BİLECİK

MHP SORUNLARI MECLİSE TAŞIMAYA DEVAM EDİYOR



Geçtiğimiz Salı günü gerçekleşen Kasım ayı belediye meclis toplantısında MHP’li meclis üyeleri şehrin bazı sorunlarını gündeme getirdi. Grup sözcüsü Av. Pervin taşçı ilk olarak İstasyon Mahallesindeki altyapı eksikliklerini sordu:

İSTASYON MAHALLESİNE ALTYAPI ÇALIŞMASI YAPILACAK MI?

Pervin Taşçı: “Güneş TOKİ önündeki yolda yeniden yol yapım çalışması yapılmak zorunda kalınmıştı altyapı sıkıntısı yüzünden. İstasyon Mahallesinde son dönemde yapılan refüj ve yol çalışmasının akıbetinin de TOKİ’yle aynı olacağı kanaatindeyiz.
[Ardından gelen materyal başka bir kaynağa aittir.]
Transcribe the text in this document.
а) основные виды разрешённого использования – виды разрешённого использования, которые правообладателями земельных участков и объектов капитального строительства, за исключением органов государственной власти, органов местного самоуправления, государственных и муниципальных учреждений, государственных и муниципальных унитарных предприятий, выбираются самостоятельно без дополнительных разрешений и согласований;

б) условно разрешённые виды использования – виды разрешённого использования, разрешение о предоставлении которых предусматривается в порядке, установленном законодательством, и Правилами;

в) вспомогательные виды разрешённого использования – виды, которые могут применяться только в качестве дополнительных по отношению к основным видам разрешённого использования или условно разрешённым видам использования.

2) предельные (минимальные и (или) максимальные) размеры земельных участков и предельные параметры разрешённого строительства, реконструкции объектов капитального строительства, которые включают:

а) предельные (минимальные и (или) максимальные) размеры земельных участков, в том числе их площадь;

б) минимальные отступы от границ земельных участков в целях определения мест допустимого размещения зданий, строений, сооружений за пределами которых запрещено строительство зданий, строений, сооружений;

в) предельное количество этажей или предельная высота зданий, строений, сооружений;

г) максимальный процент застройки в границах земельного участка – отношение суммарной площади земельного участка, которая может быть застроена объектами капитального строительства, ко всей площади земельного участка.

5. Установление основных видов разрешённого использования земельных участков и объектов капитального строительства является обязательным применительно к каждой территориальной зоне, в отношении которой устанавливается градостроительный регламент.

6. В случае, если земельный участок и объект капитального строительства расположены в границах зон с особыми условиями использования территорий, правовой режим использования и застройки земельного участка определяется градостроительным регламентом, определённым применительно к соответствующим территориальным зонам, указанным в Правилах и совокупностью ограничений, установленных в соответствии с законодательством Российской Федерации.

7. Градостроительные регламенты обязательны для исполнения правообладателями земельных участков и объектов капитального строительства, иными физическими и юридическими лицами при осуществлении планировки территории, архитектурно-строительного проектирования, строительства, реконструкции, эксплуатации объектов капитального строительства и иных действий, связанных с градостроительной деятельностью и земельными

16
Yapılan çalışmaların yeterli olmadığını görüyoruz. Bilecik Belediyesi burada altyapı çalışması yaptı mı? Ayrıca yine İstasyon Mahallesinde altyapının halen yapılmamış olduğunu görüyoruz. Burası için altyapı çalışması yapacak mısınız? İstasyon Mahallesi’nde köprünün olduğu bölgede en ufak yağmurda evleri ve işyerlerini su basıyor. Bilecik Belediyesi burası için bir altyapı çalışması yapacak mı?”

“En büyük problem Dalakderesi”

Selim Yağcı: “Muhtarımız ve bölge sakinleriyle görüşüyoruz. Bazı evlerin önünde yağmur suyu birikmelerine ilişkin olarak bize de şikayetler geldi. Ama münferit yerler. Yani İstasyon Mahallemizin tümü için köklü bir çalışma planımız yok. Zaten coğrafyası itibariyle öyle bir çalışma yapmak çok kolay değil. Pazar günü Devlet Su İşleri Bölge Müdürümüz de geldi, İstasyon Mahallesinin en büyük problemi Dalakderesi. Bu Dalakderesi’nin de problemi biliyorsunuz Ertuğrulgazi Mahallesi’nden gelen kanalizasyon. Oraya şu aşamada arıtma tesisi yapma çalışmamız var. İstasyon Mahallesine inşallah önümüzdeki süreç içerisinde hem mevcut eski hal binasının, temizlik şirketinin olduğu alanı yeniden düzenleyerek Dalakderesi’nin kenarında oturulabilecek mekanları oluşturmayı hedefliyoruz. Bu kapsam içerisinde Dalakderesi’ne yakın yerlerdeki altyapı problemlerini de halledeceğiz. Ama İstasyona yönelik sil baştan bir altyapı programımız yok. Çünkü yaptık. Oramın kanalizasyon çalışmalarını 2004-2009 yılları arasında gerçekleştirdik. Bu sene yağışlar da düzensiz oldu. Biz bu düzensiz yağış rejiminde bile şükürler olsun ki küçük bazı olaylarla sorunları atlattık. Bu sonuç önceden altyapıya yaptığımız yatırımın bir sonucudur diye düşünüyorum.”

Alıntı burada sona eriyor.